Musicians have the sometimes tricky task of explaining ideas to each other, and since few of us are formally trained we don’t always know what the proper word is, or even if there is one. And if you’re playing in rock and roll you’re often borrowing ideas. After a while you develop shorthands. Here’s a few I’ve used over the years-
Gang Vocals– this is one my friend used to mean- everyone shout the chorus. The Rolling Stones do this a lot:
Woodchopper– a fast, steady beat on the snare drum and only the snare drum. Kind of like the drum beat at the beginning of Paint it Black:
I like to suggest this one every now and then just to break things up.

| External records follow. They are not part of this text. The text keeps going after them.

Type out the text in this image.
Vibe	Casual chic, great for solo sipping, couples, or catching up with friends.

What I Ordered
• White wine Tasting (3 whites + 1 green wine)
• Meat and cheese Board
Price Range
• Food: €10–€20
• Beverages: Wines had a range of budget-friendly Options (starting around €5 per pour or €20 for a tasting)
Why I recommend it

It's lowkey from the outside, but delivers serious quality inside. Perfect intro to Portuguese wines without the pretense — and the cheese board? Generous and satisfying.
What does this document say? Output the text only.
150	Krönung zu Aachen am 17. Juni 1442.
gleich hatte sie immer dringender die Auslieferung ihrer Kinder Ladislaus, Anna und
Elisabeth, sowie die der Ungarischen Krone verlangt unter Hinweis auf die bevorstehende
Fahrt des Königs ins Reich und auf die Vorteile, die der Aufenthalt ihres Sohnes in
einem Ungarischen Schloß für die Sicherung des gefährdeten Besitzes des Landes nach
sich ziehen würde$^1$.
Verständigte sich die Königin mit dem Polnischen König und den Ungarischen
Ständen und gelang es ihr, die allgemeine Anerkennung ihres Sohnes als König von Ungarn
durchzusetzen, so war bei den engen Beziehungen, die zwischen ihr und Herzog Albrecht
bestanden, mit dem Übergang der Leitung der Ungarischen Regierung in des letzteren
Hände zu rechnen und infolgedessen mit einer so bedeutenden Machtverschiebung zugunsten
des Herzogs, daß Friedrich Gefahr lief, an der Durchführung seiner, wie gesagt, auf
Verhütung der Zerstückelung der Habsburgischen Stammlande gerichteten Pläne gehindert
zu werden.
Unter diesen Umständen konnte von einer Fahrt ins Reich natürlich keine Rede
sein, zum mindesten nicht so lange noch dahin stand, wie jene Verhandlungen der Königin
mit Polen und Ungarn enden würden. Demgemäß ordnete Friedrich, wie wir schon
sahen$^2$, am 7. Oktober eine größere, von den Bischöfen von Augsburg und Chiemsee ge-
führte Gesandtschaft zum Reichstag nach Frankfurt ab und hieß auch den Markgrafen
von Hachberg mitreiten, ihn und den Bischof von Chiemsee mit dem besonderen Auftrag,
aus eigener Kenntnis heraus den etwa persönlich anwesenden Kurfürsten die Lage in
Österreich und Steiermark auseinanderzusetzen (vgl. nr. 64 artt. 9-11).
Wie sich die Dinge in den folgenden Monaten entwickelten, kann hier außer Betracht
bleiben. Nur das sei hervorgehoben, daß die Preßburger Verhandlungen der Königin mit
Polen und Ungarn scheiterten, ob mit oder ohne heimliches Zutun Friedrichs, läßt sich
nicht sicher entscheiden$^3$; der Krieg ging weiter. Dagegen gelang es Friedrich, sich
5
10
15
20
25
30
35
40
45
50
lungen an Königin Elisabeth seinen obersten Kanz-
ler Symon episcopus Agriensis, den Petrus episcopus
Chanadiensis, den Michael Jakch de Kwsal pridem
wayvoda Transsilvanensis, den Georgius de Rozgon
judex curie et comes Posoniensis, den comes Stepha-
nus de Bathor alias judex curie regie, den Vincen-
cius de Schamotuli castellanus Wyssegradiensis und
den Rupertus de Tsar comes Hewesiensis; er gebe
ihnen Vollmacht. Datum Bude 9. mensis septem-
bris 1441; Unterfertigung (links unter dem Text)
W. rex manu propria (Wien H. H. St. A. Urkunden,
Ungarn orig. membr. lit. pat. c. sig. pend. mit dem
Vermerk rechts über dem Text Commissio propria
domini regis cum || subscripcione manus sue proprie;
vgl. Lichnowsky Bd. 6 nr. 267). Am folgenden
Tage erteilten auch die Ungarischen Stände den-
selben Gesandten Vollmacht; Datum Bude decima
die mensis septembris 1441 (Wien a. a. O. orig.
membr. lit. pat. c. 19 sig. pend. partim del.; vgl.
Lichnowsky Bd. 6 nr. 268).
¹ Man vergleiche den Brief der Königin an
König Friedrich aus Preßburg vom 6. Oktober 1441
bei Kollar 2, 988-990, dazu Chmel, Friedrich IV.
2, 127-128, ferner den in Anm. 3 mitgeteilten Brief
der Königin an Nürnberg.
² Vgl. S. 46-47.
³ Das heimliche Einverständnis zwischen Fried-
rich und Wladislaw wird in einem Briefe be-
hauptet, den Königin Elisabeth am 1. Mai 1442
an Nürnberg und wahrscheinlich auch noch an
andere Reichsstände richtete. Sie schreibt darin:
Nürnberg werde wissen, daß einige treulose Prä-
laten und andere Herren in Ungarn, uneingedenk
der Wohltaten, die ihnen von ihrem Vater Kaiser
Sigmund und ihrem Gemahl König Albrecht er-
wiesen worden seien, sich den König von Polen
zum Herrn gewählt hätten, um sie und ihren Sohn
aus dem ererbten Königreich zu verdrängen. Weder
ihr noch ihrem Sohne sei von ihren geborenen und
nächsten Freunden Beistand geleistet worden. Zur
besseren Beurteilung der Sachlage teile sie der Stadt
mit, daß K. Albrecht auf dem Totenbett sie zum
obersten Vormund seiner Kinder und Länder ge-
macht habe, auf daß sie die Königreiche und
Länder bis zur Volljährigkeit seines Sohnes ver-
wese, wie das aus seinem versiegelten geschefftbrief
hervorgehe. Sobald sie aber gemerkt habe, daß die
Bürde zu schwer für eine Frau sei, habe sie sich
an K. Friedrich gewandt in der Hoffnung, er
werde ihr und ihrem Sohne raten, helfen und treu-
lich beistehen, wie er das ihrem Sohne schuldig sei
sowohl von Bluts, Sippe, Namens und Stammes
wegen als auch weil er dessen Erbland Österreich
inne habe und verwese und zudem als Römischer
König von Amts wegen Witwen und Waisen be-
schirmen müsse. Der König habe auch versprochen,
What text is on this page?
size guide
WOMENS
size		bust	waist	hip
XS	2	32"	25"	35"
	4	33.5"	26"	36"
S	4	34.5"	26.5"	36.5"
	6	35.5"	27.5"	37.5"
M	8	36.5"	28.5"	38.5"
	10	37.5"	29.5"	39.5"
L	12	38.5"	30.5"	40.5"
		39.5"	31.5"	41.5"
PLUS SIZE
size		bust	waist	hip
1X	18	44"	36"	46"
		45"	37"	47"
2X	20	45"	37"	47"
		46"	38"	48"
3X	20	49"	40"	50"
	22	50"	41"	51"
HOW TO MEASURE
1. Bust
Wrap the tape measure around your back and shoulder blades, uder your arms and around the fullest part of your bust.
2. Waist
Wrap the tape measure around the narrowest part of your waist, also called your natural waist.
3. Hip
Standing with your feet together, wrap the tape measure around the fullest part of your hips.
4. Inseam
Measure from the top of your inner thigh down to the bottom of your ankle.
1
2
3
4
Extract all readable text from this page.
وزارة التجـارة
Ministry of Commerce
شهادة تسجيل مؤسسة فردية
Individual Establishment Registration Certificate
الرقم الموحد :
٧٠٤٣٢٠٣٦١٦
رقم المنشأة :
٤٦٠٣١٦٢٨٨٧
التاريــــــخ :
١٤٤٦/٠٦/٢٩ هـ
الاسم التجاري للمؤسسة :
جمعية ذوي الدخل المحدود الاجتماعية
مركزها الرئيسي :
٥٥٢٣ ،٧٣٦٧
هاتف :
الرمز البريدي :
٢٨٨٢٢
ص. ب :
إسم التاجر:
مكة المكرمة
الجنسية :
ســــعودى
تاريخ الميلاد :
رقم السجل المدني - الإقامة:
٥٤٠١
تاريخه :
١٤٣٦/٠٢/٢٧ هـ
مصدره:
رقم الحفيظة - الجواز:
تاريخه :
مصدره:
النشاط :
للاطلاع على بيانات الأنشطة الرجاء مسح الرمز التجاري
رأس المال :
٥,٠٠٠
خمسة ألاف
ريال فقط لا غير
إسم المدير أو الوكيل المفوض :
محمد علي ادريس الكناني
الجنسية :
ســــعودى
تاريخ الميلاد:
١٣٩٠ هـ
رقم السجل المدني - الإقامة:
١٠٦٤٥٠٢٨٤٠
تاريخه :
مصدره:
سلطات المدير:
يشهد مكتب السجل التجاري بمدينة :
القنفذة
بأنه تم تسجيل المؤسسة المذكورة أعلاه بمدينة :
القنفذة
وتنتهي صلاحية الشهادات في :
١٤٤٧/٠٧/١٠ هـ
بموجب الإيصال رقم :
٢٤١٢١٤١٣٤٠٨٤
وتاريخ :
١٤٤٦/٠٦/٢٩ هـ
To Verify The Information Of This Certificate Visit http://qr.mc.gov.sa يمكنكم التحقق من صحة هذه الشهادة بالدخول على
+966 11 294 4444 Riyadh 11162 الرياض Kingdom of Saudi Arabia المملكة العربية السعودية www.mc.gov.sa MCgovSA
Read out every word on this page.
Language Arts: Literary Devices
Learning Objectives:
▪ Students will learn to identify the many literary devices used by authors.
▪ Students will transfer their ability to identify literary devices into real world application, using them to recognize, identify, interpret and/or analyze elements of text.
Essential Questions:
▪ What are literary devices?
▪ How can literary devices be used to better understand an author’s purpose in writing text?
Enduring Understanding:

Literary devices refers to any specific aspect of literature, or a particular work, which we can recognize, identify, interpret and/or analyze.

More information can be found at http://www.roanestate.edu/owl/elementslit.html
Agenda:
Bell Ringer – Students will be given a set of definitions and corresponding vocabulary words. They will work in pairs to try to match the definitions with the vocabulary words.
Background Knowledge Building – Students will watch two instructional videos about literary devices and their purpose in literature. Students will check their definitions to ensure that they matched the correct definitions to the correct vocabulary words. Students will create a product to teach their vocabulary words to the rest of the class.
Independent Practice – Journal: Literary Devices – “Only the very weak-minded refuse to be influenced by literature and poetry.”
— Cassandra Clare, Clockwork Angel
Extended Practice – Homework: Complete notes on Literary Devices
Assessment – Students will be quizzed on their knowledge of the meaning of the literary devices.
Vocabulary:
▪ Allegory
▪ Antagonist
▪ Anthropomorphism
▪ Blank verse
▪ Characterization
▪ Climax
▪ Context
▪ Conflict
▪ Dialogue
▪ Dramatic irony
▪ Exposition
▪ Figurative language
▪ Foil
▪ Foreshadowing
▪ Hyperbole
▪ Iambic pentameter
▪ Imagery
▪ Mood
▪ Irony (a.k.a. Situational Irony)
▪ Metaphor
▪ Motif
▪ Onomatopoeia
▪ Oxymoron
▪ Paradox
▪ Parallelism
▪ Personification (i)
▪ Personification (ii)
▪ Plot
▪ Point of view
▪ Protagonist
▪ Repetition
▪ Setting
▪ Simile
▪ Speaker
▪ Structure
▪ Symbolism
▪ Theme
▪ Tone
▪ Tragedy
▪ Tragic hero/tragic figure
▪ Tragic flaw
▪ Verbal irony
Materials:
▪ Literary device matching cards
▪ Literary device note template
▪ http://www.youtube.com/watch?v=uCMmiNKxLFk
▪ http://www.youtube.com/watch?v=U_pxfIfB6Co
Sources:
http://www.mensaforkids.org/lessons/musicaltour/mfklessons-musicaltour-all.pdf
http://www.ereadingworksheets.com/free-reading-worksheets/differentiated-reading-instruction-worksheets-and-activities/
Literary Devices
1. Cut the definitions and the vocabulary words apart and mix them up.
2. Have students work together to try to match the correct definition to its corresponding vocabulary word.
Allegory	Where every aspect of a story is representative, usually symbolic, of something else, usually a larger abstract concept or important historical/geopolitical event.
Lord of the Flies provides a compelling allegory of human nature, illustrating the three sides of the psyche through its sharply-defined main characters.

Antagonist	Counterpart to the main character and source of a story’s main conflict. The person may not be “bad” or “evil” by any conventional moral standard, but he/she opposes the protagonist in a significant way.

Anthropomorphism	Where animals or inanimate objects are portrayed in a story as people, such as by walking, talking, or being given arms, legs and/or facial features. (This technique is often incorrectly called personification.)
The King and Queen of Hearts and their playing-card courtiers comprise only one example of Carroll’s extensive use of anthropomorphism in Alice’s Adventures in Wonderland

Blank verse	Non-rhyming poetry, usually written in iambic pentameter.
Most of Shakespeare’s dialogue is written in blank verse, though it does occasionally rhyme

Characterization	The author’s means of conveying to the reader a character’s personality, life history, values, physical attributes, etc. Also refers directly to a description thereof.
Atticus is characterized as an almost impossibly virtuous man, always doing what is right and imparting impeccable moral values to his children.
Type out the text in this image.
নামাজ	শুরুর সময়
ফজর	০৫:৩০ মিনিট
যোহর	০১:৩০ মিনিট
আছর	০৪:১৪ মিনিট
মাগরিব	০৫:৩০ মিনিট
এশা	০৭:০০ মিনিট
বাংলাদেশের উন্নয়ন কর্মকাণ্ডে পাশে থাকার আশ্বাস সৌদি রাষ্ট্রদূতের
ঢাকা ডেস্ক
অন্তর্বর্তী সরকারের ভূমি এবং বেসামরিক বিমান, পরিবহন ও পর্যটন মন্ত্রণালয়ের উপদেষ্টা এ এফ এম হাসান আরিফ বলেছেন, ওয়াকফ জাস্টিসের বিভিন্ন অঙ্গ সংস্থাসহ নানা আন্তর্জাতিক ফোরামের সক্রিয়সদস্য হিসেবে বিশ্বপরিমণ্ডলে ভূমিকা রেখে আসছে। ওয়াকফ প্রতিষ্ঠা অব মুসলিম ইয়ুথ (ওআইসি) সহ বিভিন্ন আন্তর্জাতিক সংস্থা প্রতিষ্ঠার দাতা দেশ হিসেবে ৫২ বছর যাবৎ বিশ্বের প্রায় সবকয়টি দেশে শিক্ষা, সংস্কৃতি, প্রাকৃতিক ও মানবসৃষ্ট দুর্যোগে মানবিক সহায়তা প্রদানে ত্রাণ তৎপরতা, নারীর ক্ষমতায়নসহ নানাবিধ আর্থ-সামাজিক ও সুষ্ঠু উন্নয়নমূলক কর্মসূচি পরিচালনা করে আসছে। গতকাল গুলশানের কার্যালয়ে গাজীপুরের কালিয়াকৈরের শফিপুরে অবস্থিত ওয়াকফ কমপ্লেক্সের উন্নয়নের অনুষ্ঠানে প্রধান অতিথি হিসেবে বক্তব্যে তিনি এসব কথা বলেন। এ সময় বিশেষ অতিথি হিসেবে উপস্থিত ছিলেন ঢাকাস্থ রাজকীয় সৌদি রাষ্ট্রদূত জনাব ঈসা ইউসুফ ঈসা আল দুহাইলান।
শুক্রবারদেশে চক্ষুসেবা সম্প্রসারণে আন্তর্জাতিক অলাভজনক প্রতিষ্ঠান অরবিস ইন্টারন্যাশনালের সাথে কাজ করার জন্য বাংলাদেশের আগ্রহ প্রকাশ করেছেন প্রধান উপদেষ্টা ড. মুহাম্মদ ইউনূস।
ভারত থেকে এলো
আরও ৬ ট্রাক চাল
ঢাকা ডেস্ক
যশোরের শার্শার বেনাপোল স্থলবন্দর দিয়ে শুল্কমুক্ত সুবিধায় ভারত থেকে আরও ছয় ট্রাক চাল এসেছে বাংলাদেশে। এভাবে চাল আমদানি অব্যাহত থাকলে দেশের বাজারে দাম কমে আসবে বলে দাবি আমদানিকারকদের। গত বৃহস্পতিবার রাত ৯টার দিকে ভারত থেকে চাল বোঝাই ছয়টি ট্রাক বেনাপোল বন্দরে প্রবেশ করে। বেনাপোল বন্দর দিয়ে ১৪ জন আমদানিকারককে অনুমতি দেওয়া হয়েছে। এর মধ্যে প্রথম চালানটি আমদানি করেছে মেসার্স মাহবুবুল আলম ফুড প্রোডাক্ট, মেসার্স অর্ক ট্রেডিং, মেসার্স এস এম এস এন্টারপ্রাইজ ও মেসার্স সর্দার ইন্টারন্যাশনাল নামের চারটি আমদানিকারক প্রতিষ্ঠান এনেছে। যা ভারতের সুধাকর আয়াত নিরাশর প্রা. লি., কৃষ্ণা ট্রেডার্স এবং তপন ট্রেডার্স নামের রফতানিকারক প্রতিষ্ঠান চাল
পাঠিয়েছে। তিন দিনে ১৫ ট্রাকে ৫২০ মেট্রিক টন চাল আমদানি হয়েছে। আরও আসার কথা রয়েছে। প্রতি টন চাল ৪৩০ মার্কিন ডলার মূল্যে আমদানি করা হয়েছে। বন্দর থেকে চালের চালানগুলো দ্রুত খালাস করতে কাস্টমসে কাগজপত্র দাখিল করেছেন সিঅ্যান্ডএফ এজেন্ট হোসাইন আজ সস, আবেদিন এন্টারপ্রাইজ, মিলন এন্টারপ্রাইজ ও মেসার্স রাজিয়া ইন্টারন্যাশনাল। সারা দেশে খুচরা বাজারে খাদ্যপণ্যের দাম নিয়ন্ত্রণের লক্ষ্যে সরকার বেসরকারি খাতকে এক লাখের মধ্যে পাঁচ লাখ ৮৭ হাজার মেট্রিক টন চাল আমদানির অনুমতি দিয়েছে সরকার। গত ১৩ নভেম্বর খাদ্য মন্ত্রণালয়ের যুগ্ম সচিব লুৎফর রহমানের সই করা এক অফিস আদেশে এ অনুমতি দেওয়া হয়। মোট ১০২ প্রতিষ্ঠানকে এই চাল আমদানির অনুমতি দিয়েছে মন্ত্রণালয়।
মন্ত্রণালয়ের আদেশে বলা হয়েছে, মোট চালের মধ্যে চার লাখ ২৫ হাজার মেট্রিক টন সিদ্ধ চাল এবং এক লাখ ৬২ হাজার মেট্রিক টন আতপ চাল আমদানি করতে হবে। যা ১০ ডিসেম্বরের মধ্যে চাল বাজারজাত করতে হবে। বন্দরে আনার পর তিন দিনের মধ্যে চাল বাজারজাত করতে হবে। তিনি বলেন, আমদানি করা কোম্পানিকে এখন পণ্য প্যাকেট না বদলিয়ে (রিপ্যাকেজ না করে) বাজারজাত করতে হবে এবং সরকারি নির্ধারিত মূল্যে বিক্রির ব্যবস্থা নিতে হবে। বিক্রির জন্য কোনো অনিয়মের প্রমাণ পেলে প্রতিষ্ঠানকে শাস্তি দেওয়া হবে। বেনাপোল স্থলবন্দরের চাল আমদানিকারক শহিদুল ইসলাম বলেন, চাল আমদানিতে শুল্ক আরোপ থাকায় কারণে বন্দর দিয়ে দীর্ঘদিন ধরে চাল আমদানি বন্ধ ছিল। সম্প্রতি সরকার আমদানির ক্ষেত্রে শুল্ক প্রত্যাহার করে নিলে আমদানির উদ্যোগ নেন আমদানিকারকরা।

Tuna– guitar tuner, one of my Japanese buddy’s corny puns
Chuck Berry Shuffle– the blues guitar rhythm pattern Chucky Berry used on almost every song- dum da dum da dum dum da dum:
We were trying to figure out what this was called when someone said they heard it referred to this way in a Johnny Thunders documentary, so it stuck.
Widdly Widdly– guitar solo with lots of notes- used mostly ironically
“Dude, enough with the widdly-widdly, I’m trying to think”
Wee-wee– a shrieky guitar solo ala Johnny Thunders
East Bay Ray– to pick/strum in double time, like East Bay Ray of the Dead Kennedys.
“I can’t think of what to do on this solo, I’ll just East Bay Ray it”
Anyway, those were a few. I don’t know if other bands talk this way- I like making up ad hoc terms as I tend to do on this blog.